Updated from 10:09 a.m. EDT

The U.S. economy roared ahead in the second quarter with unexpected vigor, casting doubt on the slowdown in economic activity dicussed by

Federal Reserve

Chairman

Alan Greenspan

in recent testimony and raising the odds that the central bank will resume raising interest rates when its policymaking committee meets in August.

The

gross domestic product

, a broad measure of the nation's economic growth, rose at a 5.2% annualized pace in the second quarter, faster than the 4.8% reported for the first quarter, the

Commerce Department

said Friday. The news comes as a surprise to economists and investors, who had been anticipating a slower 3.8% annualized GDP growth rate, according to a

Reuters

poll.

The solid economic growth was broad-based, driven by high levels of business investment and still-strong, although slower, growth in consumer spending.

The stunning pace of growth might lead Greenspan and other policymakers on the

Federal Open Market Committee

to rethink their recent assertions that portions of the economy, including consumer spending, slowed to a more sustainable rate in the second quarter. The committee meets next on Aug. 22.

Indeed, consumer spending did slow to a 3.0% rate from the 7.6% rate in the first quarter. Real final sales, which do not include items sold into inventory, grew at a 4.2% rate, compared with 6.7% in the first quarter. But economists said that overall, consumer spending remains near historically high levels, and likely will continue to be buoyed by the wide availability of jobs and rising consumer confidence.
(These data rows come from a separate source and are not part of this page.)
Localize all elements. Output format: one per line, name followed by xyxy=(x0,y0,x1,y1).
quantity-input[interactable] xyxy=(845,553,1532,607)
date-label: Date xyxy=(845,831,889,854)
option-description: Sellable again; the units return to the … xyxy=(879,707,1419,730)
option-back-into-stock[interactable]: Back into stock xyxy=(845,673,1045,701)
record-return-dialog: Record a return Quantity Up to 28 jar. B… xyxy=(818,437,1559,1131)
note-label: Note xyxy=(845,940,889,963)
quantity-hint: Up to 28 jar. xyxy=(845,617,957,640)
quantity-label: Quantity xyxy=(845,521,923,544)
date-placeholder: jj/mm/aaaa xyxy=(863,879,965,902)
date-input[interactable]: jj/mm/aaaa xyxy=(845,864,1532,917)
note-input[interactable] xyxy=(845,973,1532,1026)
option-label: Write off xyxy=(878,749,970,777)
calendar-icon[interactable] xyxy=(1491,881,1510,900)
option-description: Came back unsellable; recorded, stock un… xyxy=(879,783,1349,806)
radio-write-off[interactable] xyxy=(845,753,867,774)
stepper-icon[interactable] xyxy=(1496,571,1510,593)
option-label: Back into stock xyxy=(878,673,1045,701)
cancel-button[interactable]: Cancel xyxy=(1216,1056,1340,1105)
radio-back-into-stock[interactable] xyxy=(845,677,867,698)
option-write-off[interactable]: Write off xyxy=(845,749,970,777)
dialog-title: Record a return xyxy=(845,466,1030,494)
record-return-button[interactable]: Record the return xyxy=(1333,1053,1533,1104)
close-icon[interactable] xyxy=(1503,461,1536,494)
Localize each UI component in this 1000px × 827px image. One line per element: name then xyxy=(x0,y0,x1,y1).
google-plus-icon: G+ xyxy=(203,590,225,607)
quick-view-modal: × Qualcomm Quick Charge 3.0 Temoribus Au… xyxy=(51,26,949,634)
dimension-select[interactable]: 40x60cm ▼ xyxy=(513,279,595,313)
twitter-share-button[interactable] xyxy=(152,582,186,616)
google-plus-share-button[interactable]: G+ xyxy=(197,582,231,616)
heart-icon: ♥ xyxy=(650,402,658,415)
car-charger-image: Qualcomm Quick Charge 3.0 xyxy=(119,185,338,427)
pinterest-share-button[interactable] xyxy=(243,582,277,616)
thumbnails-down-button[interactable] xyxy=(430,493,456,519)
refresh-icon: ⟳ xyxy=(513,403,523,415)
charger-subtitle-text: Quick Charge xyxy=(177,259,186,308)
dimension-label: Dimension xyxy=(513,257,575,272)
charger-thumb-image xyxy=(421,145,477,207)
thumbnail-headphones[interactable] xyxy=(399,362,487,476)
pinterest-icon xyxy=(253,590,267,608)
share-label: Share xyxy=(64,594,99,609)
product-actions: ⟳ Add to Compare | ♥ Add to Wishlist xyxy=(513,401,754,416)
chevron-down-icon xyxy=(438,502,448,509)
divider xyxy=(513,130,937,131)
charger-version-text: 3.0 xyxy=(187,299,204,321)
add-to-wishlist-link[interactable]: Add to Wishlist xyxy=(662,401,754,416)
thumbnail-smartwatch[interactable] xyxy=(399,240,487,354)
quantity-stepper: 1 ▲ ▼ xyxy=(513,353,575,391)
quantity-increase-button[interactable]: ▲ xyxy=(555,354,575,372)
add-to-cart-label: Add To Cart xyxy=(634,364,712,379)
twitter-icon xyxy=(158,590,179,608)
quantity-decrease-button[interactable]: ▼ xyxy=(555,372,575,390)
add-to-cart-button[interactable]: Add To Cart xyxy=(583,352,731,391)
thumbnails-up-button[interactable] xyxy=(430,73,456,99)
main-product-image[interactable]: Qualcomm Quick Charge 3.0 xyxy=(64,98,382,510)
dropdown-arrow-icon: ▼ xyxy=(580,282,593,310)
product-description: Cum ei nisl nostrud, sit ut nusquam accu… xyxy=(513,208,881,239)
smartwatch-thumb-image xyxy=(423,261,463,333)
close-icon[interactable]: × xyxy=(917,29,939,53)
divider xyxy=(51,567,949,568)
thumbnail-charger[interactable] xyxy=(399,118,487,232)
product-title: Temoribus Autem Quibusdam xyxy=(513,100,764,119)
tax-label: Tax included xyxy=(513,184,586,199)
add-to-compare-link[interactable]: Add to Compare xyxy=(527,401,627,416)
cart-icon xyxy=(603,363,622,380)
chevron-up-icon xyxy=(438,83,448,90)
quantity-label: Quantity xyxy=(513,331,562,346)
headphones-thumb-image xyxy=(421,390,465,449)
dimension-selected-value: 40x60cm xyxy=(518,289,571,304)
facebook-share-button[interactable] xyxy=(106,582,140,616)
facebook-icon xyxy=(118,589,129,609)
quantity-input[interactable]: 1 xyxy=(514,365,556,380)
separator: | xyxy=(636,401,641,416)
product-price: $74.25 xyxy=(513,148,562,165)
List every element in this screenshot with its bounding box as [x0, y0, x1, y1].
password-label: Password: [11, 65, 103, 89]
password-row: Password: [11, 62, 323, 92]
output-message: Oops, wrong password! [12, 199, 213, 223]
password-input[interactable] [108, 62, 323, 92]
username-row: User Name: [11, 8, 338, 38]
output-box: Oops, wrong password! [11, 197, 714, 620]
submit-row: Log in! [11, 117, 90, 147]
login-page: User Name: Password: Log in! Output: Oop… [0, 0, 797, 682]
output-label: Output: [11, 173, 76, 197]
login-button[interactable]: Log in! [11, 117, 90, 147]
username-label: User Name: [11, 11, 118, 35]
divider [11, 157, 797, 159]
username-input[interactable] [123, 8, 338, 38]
"Sales remain extraordinarily high, too high to be sustained at these levels," said Dr. Sung Won Sohn, chief economist at

Wells Fargo Bank

.

Meanwhile, business spending continued to rise steeply, offsetting any slowdown in consumer spending. Business spending grew at a sharp 19.1% pace in the second quarter after growing at a 21% rate in the first quarter, helped by heavy spending on computer equipment, software, machinery and other capital expenditures. Commerce said that business spending added 2.4 percentage points to the overall second-quarter GDP.

"This type of business spending is causing growth that will lead to even tighter job markets," which could accelerate growth in wages and salaries, according to Sohn. That, he said, heightens the risk of "cost-push" inflation, where businesses pass the higher worker costs along in the prices for their goods and services.

In

recent testimony to Congress, Greenspan departed from his typically cautious and cryptic tone and expressed his belief that higher household debt, the near-saturation of consumers' appetite for such durable goods as automobiles and appliances, and stagnant stock prices might be acting act as a drag on economic growth, reducing the risk of inflation.

The Fed has raised short-term interest rates six times in the past year in an attempt to deflect inflation by making it more costly for consumers and businesses to borrow and spend. At their most recent meeting in June, the Fed's policymakers decided to keep interest rates steady, citing "tentative and preliminary" signs of slower growth in the second quarter.

But the strong pace of growth reported Friday flies in the face of the assertion that the economy slowed in the second quarter. The solid GDP growth -- plus more recent rebounds in

retail sales,

home sales and consumer confidence -- may be undermining Greenspan's vision of a significantly slower economy.

In inflation-adjusted dollar terms, annualized GDP in the second quarter totaled $9.309 trillion in the second quarter, compared with $9.192 trillion in the first quarter, the Commerce said.

Despite the accelerated growth, the report showed few signs of accelerating inflation. The GDP chain-weighted price index, a measure of consumer price growth, slowed to a 2.3% rate, down from the 3.5% pace in the first quarter.